Vanguard News Network
VNN Media
VNN Digital Library
VNN Reader Mail
VNN Broadcasts

Old September 11th, 2011 #1
Alex Linder
Administrator
 
Join Date: Nov 2003
Posts: 45,756
Blog Entries: 34
Default Architecture - Frozen Music or Ideological Statement

[hat tip Kalb's blog http://turnabout.ath.cx:8000/node?page=8 ]

This email from an internet list helps explain why NYU might be getting the design it's getting (in the post above), despite the public process it's gone through. The email was in response to a post on the list with this question: "All other people have to produce what the customers want. That's called "the market". Why are architects relieved from it? Or aren't they? Do they have to obey some other strange market we don't even know of?"

My friend said,

My attempt at an answer is this, after working for 11 years to promote traditional architecture and urbanism, and coming from a very different profession, law:

Many modernist architects believe they are the representatives of the March of History, that modernism is a successful revolution of the 20th century, and that it is their obligation to defend this revolution, especially against any counter-revolutionary, reactionary attempts to reintroduce the defeated, deplorable architectural styles and urban design principles from before the functionalist / modernist inventions of the 1920s and 30s.

Architects can be experts at psychologically manipulating clients and the public to feel ashamed of their secret, personal preferences for traditional architecture. In an interview, the Norwegian architect and Pritzger Prize winner, Sverre Fehn said: "You have to smash the dreams of your client". The architectural establishment will laugh at any suggestions for a traditional design, or if that does not help, attack aggressively or even use the legal system to ban traditional architecture (large new urban developments in Oslo have regulation plans requiring modernist architecture).

These control mechanisms are supported by an internal organisation of the architectural establishment that has been compared by Nikos Salingaros to pseudo-religious cult movements. The techniques used include the initiation of young devotees in architecture schools, via ideological teaching programs (some would call them brainwashing), and the shaming and expulsion of traitors who question the hegemony of modernism (as many traditional architects have experienced - they are often victims of Berufsverbot).

The message from opinion polls, referendums and the housing market across Europe is that 70 - 90 % of the population prefer traditional architecture, if they are given a choice. In Norway, where modernism is totally dominant for larger commercial, cultural or residential buildings, at least 80 % of new single family homes, summer houses and cottages are traditional.
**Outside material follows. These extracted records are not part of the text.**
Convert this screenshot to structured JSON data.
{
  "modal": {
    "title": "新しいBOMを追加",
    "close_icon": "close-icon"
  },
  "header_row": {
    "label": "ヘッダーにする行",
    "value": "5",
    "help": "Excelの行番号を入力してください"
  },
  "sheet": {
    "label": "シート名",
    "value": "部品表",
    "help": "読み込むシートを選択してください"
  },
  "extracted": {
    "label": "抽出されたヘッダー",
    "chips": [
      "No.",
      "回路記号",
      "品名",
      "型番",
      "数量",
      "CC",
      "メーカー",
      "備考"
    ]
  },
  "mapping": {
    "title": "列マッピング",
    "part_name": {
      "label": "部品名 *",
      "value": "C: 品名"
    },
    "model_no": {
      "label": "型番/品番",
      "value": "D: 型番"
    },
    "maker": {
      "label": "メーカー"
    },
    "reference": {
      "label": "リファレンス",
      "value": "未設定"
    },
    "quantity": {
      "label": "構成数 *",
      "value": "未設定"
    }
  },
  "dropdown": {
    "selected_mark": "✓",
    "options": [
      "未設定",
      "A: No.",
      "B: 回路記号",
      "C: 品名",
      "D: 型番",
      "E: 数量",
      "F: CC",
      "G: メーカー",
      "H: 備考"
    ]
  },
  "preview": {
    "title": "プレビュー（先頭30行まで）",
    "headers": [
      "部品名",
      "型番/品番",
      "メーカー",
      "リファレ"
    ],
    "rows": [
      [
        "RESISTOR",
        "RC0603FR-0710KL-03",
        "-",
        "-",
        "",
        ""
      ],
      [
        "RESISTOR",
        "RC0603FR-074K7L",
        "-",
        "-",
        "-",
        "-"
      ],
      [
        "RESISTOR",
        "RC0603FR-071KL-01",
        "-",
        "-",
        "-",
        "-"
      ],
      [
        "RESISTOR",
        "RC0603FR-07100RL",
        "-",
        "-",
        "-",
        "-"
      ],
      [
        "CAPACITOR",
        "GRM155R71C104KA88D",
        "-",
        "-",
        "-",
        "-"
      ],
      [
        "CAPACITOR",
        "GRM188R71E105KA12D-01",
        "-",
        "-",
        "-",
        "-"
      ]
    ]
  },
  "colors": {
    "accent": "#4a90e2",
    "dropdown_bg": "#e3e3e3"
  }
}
You will find the domination of modernism in sectors where decisions on design are made by bureaucracies, experts and committees (including private sector boards). People in these positions are more likely to abandon their personal aesthetic preferences in favour of what is "accepted", "required" or "normal", and design that will give them praise from the architectural profession and the cultural media. Developers are told that a mixed-use block structure is not "modern" and "of our time", but monofunctional concrete slabs in a "park" setting are.

There is a lot of sociology a work here: People are given a clear message that acceptance of modernism will give you access to the cultural establishment; you could even get an award for being "bold" and "innovative". Honesty regarding your true preference for traditional design will only result in ridicule and embarrassment.

A good example is the treatment of Prince Charles by architects and cultural journalists. As an unquestionable member of the elite, his opposition to modernism was of course dangerous. To prevent his message from infecting people high and low in society, it was regarded necessary to depict him as a ridiculous, reactionary figure, and a threat to social progress. Ten years ago there were signs that he had been "advised" to tone down his engagement in the architectural debate. But the last years he has returned, stronger than ever, with sustainability and public participation as new and very good arguments for traditional building and urban design, and his ideas now shared by organisations like INTBAU, CNU and CEU.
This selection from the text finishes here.